Australia could buy at least four US Virginia class nuclear-powered submarines as a part of the historic AUKUS pact with the United States and the United Kingdom, reported CNN, citing three sources familiar with the matter.
However, the submarines may not be delivered for several years. The report said that the anticipated announcement would serve as a sign of progress for the AUKUS grouping, which consists of Australia, the United Kingdom, and the United States.
Reuters was the first to report on the planned acquisition of US Virginia class nuclear-powered submarines, claiming that at least five will be bought.
The following steps for AUKUS will be outlined when Australian Prime Minister Anthony Albanese meets with US President Joe Biden and UK Prime Minister Rishi Sunak in San Diego on March 13.
The Pacific Security Pact, first announced in September 2021, has garnered criticism from Beijing and is considered an effort to challenge China’s expanding power and assertive posture in the region.
Officials from the three nations have discussed plans to equip Royal Australian Navy with nuclear-powered submarines since the AUKUS partnership was announced in 2021. These plans have considered the legal ramifications of transferring classified technology and how Australian sailors would be trained to operate the submarines.
The sale of up to four American Virginia-class submarines to Australia is envisioned as a stopgap solution to provide Canberra with nuclear-powered subs by the mid-2030s. The plan also calls for the US to increase port visits to Australia in the coming years and to set up the potential to rotate American attack subs through Perth by 2027.
Australian Navy operates six conventionally powered Collins-class submarines, which will receive a service life extension until 2036. Nuclear submarines are more challenging to detect than conventional ones and can remain submerged for long periods.
The officials gave no further details about the proposed new class of submarines, including where exactly production would take place.
Meanwhile, the Guardian reported that the UK had succeeded in its attempts to sell Australian nuclear submarines of British design, securing the long-term sustainability of the Barrow-in-Furness shipyard.
The report suggested that the US Virginia-class submarines would serve as a “stopgap” while Australia and the UK collaborate on designing a next-generation submarine based on the Astute class vessel.
Australia will be the seventh nation to possess a nuclear-powered submarine by using an enriched uranium reactor as its propulsion system, putting its Navy at par with China.

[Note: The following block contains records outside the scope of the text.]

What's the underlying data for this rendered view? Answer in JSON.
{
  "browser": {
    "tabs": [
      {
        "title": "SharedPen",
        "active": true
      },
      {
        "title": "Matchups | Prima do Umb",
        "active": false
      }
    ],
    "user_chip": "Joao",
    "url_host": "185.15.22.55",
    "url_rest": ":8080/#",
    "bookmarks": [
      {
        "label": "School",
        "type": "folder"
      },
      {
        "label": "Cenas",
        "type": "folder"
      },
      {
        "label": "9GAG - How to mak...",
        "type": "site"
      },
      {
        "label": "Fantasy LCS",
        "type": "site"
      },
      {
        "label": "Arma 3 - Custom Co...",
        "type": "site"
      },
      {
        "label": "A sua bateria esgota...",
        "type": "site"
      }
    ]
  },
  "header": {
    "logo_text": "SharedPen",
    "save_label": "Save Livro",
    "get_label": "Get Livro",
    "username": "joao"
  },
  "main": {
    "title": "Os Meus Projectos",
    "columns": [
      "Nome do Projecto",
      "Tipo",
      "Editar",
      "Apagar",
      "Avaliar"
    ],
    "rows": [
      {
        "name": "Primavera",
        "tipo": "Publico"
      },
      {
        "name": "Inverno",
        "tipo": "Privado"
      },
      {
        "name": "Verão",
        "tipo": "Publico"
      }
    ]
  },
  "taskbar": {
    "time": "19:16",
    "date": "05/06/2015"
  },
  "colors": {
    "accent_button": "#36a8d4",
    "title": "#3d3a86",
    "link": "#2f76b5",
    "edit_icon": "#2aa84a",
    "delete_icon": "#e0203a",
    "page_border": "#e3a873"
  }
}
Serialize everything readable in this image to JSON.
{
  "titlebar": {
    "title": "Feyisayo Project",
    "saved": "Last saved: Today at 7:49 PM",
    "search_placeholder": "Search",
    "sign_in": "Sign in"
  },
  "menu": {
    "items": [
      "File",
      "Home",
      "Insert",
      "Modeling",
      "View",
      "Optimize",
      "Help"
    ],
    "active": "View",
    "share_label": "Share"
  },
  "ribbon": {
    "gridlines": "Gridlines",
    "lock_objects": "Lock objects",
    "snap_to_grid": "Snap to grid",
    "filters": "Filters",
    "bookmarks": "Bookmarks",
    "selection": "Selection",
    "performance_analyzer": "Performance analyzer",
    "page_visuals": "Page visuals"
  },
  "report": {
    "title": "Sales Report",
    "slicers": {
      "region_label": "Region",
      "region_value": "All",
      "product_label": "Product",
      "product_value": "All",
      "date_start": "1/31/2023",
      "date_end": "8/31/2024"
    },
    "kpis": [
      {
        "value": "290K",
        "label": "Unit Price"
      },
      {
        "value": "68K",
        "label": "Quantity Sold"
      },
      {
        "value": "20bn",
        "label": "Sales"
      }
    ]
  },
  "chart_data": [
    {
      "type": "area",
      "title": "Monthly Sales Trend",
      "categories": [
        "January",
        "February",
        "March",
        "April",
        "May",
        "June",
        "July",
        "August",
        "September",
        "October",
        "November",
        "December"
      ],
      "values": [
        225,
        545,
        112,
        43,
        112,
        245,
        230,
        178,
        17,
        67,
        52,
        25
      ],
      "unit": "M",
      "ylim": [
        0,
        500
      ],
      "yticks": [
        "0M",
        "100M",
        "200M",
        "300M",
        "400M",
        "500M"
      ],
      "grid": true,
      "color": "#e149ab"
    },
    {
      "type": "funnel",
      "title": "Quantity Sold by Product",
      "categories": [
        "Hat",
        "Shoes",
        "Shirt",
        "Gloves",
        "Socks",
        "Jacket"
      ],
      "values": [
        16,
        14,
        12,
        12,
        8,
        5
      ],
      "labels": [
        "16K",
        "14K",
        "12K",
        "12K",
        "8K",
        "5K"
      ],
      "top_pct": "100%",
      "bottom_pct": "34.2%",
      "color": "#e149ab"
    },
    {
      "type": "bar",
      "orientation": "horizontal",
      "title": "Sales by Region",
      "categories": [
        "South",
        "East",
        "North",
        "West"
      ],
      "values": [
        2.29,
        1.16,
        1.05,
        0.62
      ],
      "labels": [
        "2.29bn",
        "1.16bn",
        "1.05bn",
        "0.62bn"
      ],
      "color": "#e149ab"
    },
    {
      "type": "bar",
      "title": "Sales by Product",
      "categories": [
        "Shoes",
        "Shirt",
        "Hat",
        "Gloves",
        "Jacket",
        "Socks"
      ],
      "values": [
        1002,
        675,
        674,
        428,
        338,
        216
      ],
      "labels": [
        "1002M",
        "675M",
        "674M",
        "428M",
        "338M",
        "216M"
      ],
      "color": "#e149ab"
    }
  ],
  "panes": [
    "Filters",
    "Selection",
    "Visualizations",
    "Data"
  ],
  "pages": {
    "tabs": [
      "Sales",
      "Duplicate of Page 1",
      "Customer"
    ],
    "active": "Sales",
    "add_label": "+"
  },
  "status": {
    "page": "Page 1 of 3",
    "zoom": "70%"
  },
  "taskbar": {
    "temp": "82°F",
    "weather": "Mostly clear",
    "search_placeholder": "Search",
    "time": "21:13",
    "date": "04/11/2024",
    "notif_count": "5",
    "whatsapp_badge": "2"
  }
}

Other nations that operate nuclear-powered submarines include the US, Russia, the UK, France, China, and India.
The Virginia class is the newest fast attack submarine of the US Navy, designed to replace the aging fleet of Los Angeles-class submarines. In contrast to ballistic missile submarines, which are a part of the US nuclear arsenal, fast attack submarines can use a variety of armaments, such as torpedoes and cruise missiles.
The submarines can also carry special operations forces and conduct information and reconnaissance missions. The Virginia class was built to be less expensive and better tailored for post-Cold War submarine duties.
The Virginia-class submarines come in five “blocks,” each with distinct, incremental improvements and modifications relating to manufacturing ease and increases in automation to decrease crew size.
The Navy stressed Virginia’s potential to “operate anywhere, at any time, and contribute to regional stability and the preservation of future peace” due to its nuclear propulsion.
Although the Virginia class is far from the Navy’s latest submarine design, ongoing improvements and integration of new technology into the Virginia class design have ensured that each submarine block is gradually more capable than its forebears.
The US Navy described that traditional periscopes had been replaced on Virginia-class SSNs by two photonics masts with visible and infrared digital cameras placed on telescoping arms.
The ship’s control room has been relocated down one deck and away from its hull’s curvature, giving it more space and a better arrangement that offers the commanding officer more situational awareness.
The Virginia class is additionally intended to maintain state-of-the-art status for its working life by quickly introducing new systems and payloads thanks to the substantial use of modular construction, open architecture, and commercially available components.